First, what is the rationale or sense in pitching a win for Ghana as a loss for Nigeria? Is it necessarily so? Was there a competition between Ghana and Nigeria over the location of Twitter‘s office? Why is the win for Ghana not framed as a loss for South Africa, Kenya or Egypt? Why make it about Nigeria? Is Nigeria, which already hosts Facebook, Google, Microsoft, among others, the only country in Africa? There is nothing in the statement by Twitter, except I missed it, that makes reference to Nigeria.
Now, to the story. Anchored by Nimi Princewill and Stephanie Busari, my first thought was that Nimi must be Ghanaian, as Stephanie is Nigerian, wondering how the Ghanaian was able to pull a positive swing while the Nigerian only pushed a negative narrative. A check seems to suggest that both writers are actually Nigerians!
So, these are supposedly two Nigerians privileged to write for an international platform. They take on a simple story for Ghana and weave negativity about Nigeria around it, in the name of reporting on ignorance-fueled hullabaloo on Social media.
From a professional point of view, it is conceded that some Nigerians took on the Twitter office location in Ghana to talk down on their country. Fact. But is there proof that their position is the dominant one that it must colour how the Nigerian position is presented to the world? I am not aware of any. None was offered in the report.
This report quotes five Nigerians- Reno Omokri, Iyinoluwa Aboyeji and others. None had any positive thing to say about Nigeria. Let us assume that the reporters are not conversant with the politics of these two men, will they also claim that on Twitter, like other social media platforms, they could not find just ONE Nigerian who took a contrary position to that by Omokri to reference in their story? They did not see the numerous tweets and posts on the presence of bigger Tech giants in Nigeria. Busari and Princewill did not see all the references to location of offices in Nigeria by Facebook, Google and Microsoft? What an unprofessional report with no effort at striking balance.

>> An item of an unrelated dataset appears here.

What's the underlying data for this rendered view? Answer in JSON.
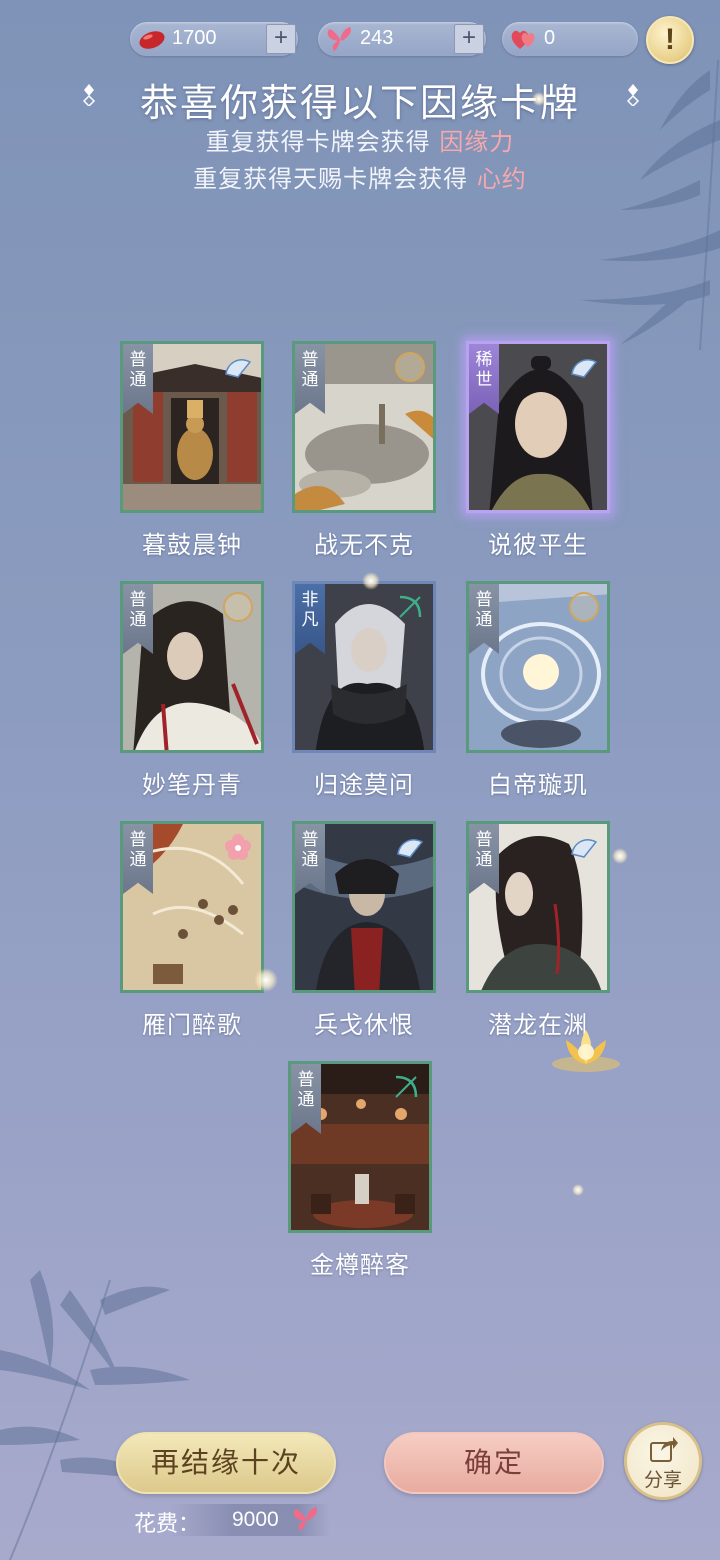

I have made the point, like many, that the location of a Twitter office is less significant than has been made by some. Of course, it is understandable that the ever ready, desperate brigade looking for firewood to fuel contrived anger will latch at anything, real or imagined, to talk down the country. But, a Journalist should be able to tell when he is running on empty, except on a mission to destroy. It surely cannot be an account of patriotism, except the brand that has been appropriated by Shakabula Activists.
No one says there are no issues with country, governance or even business environment. But just as there are challenges are there opportunities. There are people and businesses daily taking advantage of these opportunities. Some might choose to ignore where we are coming from, what has been achieved and the direction the journey is taking, but to insist that everyone must ignore gains and wins, but take to perennial lamentation is strange. If you can’t see, others can.
We know it is the age of faux activism, with some getting high on lows for their country and going low when the country sails high. They lose their voices when things go well and find them, once news breaks, even if fake, that reinforce their biases. Even with plenty of eggs on your face from previous misadventures, they never hold back. They are on a mission. It is an obsession.
There is a whole multinational industry dedicated to the mining of contrived anger, bottling it up for cash and retailing it to the army of faux patriots, taking advantage of their naivety and gullibility. It is a dirty business. The objective is to run Nigeria down. They have failed.